I suppose if you can afford a house like this you can afford a really nice new car every so often. A really nice car. Because a full scraping, sanding, and repair plus 2-3 color paint can cost over $100,000.
Or ... you just develop a hobby of house painting...
You could start a small business just to paint and maintain your own estate.
My brother legit did this to repair his old farm house that he shouldn’t have bought. Tools and supplies are tax write offs, the company always operates at a loss, but he is basically a decent carpenter and worked through college and highschool summers as one.
Also don’t buy an ancient house unless you have the funds to build another house in it.
As someone with an old wooden house, it's actually not bad. They're built so damn well that they just.. stay there.
The expensive part is if you need to do any renovations. Updating electrical, plumbing, and HVAC sucks.
We figured out how to install gas lines appropriately. Many "ghosts" were gas inhalation induced hallucinations.
And 'juvenile delinquency' stopped after they took lead out of gasoline.
It's amazing how much the violent crime rate went down with the removal of leaded gas.
I like to read science fiction from that time and look at the things the authors, some of them actual scientists, overlooked.
If we go by the logic in some media where the ghosts are bound to the house/property, they probably don't want to be stuck somewhere that will eventually just dissolve in the rain.
Small houses can be scary, too! My living room when I moved in back in October (not a joke):

And there's so much more!
Do those numbers mean something?
No idea. I thought it might be the combination to the gun safe, but that doesn't seem to be it. Sort of a LOST situation, I deemed it best not to get too hung up on the numbers, after much speculation.
"My house is haunted."
"You live in a ranch in the suburbs built in 1983. What kind of white bread ghost stuck around that mess?"
That house looks like it's $3.2 million dollars.
I wonder if older houses seem more "hauntable" simply because they were built to facilitate air flow within them. Before air conditioning, homes had to be built to allow air to naturally circulate. Thought was placed into room, door, and window layouts to encourage air flow throughout the home, windows were designed to fully open, and transom windows allowed air flow even when doors were closed.
The point is that old homes were built to allow air flow. This means that there's more opportunity for doors to randomly close and other things to be disturbed by the wind. Older homes also weren't as sealed and insulated as well. They were designed assuming that some of the structure would get wet and then dry out. Older buildings were designed to undergo constant moisture cycling, while newer buildings try to seal out moisture all together. More dramatic changes in lumber moisture content means more creaks, groans, and other ghostly noises.

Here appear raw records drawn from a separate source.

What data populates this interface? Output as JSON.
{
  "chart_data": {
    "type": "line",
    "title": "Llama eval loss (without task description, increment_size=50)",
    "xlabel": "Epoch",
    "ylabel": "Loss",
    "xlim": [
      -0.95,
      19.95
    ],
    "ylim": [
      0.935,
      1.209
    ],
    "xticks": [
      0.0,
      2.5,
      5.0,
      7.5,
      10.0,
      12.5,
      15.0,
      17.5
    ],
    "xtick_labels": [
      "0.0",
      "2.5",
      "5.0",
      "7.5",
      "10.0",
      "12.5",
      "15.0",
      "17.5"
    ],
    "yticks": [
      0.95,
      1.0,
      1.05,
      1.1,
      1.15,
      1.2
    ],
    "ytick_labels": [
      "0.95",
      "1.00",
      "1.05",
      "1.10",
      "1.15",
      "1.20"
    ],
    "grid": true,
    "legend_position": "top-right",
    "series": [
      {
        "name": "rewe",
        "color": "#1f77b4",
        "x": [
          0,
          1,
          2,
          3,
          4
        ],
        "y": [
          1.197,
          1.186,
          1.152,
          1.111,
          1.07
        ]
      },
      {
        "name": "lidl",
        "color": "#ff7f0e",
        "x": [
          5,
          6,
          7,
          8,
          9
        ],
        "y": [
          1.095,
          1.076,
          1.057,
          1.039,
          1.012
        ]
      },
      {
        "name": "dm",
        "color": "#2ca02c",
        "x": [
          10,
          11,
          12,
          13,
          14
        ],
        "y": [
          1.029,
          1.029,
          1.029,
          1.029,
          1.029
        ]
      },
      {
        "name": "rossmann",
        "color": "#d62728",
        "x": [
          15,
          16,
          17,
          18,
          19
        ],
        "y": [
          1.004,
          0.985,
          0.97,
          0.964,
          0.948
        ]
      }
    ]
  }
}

Simply because of how buildings science has evolved, it's possible that older homes just more readily produce "haunting" sounds than modern ones.
Turn out haunting a house also cost some ghost buck and inflation makes haunting unaffordable.
You have to own the house to have it be haunted. So boomers are kinda the least generation of people to be haunted.
Fucking ghosts better chip in paying for the upkeep, property taxes, and everything else. No one gets to haunt for free.